It is one very easy recipe that I came up with recently. The secret of the taste is the spices. The recipe with the whitefish fillet was just the beginning of exploring combinations of flavors that make a pan-fried fish just taste very different from the regular fried fish where the predominant seasoning is salt. There was one slight problem with the whitefish fillet: the skin was too thin and the crispiness was not achieved. It tastes good anyway. The salmon fillets, however, have thicker skin and making them crispy was a piece of cake.
Ingredients
1 lb salmon fillet, cut in 6 oz portions
chopped scallions
chopped parsley
lemon juice
olive oil
salt
Preparation
- Portion the fillet. With skin side up, make cuts that are about 0.3″ deep and 0.5″ apart.

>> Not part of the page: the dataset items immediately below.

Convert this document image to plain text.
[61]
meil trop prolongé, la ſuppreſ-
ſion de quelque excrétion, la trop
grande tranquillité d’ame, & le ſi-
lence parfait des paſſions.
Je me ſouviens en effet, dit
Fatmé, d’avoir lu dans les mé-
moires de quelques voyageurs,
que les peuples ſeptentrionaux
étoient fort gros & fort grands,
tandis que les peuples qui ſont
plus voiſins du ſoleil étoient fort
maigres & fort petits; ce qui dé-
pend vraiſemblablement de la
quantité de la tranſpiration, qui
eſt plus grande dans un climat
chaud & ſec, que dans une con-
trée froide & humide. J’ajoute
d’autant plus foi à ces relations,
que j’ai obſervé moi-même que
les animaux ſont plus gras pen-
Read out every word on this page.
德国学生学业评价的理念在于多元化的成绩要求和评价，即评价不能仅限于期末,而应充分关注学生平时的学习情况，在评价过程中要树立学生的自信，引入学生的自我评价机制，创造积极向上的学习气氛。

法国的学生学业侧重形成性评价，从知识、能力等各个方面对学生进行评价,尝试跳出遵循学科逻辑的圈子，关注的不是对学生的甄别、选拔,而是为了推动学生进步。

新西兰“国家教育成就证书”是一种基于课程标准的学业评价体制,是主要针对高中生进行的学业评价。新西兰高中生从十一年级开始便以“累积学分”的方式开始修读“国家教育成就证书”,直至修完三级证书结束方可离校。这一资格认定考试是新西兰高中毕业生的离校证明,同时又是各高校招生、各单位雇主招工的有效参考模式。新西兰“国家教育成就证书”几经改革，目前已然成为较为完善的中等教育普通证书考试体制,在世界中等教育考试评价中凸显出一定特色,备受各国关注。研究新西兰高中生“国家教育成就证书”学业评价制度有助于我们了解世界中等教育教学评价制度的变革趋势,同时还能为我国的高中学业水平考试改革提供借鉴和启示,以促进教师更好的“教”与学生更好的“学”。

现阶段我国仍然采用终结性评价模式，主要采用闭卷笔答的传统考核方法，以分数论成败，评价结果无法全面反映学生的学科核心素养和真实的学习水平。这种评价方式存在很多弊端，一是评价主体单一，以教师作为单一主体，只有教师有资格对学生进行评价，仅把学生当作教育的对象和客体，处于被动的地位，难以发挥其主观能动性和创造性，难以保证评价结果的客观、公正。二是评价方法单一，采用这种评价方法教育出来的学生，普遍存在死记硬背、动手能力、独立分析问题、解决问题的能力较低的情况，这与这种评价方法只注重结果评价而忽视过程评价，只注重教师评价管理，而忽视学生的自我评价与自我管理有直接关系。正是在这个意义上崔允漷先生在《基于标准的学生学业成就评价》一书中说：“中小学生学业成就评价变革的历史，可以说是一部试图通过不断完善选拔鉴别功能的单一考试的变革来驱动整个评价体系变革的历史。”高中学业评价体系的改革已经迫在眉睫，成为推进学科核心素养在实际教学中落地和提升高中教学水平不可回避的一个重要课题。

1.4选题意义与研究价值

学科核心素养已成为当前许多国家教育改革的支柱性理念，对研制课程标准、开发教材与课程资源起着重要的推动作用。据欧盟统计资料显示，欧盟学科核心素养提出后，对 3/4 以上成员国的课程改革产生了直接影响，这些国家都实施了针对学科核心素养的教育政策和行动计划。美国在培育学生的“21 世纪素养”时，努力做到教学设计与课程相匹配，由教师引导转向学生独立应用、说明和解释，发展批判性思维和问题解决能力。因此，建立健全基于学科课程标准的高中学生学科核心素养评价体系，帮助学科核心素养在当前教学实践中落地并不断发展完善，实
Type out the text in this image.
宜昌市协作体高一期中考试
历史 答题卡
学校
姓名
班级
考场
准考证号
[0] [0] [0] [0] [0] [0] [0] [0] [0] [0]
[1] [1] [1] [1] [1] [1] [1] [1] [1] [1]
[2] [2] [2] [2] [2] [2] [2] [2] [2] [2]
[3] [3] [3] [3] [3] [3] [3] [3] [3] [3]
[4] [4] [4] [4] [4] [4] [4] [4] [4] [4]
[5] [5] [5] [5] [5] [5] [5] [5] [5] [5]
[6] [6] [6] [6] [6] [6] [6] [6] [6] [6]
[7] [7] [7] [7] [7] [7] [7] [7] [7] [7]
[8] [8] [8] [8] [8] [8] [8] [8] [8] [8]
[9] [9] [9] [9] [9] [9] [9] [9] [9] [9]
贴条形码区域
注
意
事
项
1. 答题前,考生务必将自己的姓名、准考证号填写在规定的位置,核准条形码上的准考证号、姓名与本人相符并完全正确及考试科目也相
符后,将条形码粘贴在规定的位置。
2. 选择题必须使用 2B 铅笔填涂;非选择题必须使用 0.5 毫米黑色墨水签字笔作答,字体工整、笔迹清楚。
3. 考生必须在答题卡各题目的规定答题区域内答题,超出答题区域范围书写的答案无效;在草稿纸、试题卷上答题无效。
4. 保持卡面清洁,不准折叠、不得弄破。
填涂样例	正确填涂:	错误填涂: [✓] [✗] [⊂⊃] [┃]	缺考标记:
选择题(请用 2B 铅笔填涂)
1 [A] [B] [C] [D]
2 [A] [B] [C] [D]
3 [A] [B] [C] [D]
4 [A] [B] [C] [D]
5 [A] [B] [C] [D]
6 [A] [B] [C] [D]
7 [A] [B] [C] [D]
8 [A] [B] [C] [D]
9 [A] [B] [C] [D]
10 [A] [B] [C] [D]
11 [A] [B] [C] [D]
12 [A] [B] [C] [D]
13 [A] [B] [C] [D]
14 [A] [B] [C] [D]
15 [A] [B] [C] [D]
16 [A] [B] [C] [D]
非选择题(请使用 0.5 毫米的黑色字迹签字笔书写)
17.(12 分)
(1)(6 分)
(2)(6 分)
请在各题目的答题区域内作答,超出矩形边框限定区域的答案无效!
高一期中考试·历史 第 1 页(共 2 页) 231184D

- Finely chop 1 scallion and a few Italian flat parsley leaves.
- Sprinkle some salt in the cuts that you just have made. Add the parsley and the scallions in these pockets as well.
- Squeeze some lemon juice on top of the fillets and drizzle some olive oil on the skin right before you put the fillets in a preheated pan.
- Place the fish fillets skin side down in a hot pan. Press the fillets lightly with your fingers. Cook until you see on the side that 2/3 of the meat has changed its color (about 4 minutes).
- Flip the fillets, and cook for 2 minutes.
- Afterwards, flip the fish again, so that the skin is facing the bottom of the pan and cook it like that for another 2 minutes before taking it out on a plate.
Notes and Tips: I used Atlantic salmon because it is cheaper than the one from Alaska. I highly recommend the wild Alaskan salmon: the meat is darker and the taste is very different but be careful not to overcook it as the wild salmon does not contain a lot of fat compared to the farm-raised salmon. You most definitely want it to be moist and tender.